Cela a été dit bien souvent, Mgr Lefebvre n'était pas un doctrinaire, c'était un homme pratique, comme tout bon missionnaire. Ses déclarations ont évolué en dent de scie selon l'état de ses relations avec Rome. Quand celles-ci étaient exécrables, les propos que vous citez apparaissaient sous sa plume ou durant ses sermons, certains étaient même de saveur sédévacantistes ; puis quand la situation se détendait, il y avait d'autres propos que moi je pourrais vous citer ; mais plus important que tout cela, je le répète, il y avait ses actes, qui eux ont toujours consisté, à la moindre ouverture romaine, de tenter de s'y engouffrer.

( 844929 )
Mais bien sûr par JFB33 (2018-03-01 21:20:20)
[en réponse à 844892]
Donc vous nous apprenez que Monseigneur Lefebvre disait tout et son contraire. Mais bien sûr !

( 844939 )
Mgr Lefebvre était tout sauf un idéologue résistancialiste par Candidus (2018-03-02 00:37:51)
[en réponse à 844929]
Mgr Lefebvre était un pragmatique dont le discours a toujours reflété les aléas de ses relations avec Rome. Il était tout le contraire d'un idéologue qui cherche à faire cadrer la réalité avec des a priori et des principes étriqués.
L'exercice auquel vous vous êtes livré (présenter une suite de citations toutes écrites ou prononcées lorsque les relations de Mgr L. avec Rome étaient au creux de la vague) a été réalisé par d'autres, notamment par Ennemond, sur ce forum. La seule différence était que celui-ci avait choisi de citer les déclarations de Mgr Lefebvre favorables à une reconnaissance canonique. La liste était tout aussi longue et percutante que la vôtre et elle comprenait des citations prises à toutes les époques, y compris après 1988.

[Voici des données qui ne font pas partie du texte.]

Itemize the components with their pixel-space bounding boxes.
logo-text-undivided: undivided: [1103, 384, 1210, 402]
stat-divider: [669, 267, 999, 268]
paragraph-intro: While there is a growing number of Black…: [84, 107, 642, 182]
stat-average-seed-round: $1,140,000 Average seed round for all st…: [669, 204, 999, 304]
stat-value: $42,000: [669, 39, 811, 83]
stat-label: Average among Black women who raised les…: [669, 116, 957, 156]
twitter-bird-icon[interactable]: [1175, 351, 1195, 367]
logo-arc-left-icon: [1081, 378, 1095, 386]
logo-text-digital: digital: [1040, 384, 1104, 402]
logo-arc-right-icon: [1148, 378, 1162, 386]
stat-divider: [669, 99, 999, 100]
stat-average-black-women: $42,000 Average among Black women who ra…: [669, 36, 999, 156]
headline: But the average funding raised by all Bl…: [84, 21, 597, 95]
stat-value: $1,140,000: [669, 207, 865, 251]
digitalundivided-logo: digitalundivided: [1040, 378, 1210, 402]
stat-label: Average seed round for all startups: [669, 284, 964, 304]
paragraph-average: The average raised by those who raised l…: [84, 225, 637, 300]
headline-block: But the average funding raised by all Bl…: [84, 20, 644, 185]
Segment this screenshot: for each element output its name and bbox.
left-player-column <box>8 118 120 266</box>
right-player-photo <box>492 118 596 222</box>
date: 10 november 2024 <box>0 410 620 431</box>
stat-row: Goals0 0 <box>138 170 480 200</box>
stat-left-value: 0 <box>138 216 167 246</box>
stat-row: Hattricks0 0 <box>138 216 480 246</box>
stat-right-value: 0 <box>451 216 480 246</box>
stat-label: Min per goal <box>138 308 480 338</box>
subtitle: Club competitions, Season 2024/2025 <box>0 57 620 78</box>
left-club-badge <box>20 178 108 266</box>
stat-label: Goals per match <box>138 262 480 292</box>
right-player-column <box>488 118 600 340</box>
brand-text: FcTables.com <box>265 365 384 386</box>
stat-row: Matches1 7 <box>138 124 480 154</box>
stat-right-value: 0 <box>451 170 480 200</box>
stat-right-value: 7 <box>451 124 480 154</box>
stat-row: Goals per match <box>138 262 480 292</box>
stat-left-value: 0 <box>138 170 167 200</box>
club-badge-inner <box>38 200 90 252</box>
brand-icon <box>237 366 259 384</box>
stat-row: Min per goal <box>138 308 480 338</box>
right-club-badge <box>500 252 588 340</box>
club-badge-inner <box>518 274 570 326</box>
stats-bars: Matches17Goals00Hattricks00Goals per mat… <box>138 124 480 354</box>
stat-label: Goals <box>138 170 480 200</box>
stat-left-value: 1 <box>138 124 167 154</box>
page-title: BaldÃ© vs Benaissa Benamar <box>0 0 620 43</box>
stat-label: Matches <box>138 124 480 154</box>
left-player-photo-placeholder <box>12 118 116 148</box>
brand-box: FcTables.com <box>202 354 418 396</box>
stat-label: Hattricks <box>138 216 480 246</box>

Opposer citations contre citations est une perte de temps. Oui, d'une certaine manière, lorsqu'il envisageait un accord avec Rome, Mgr Lefebvre a dit "tout et son contraire" comme vous l'écrivez en laissant entendre que ce serait stigmatisant. Il a même tenu des propos flirtant avec le sédévacantisme. Cela ne signifie pas qu'on doive le lui reprocher, il a avancé en tâtonnant dans les ténèbres et la complexité de la crise de l'Église. Mais toujours, il faut sans cesse le rappeler, lorsque Mgr Lefebvre a perçu la possibilité que Rome rétablisse son oeuvre dans cette légitimité canonique dont il a toujours déploré la perte, il s'est précipité à Rome, au sens propre comme au figuré.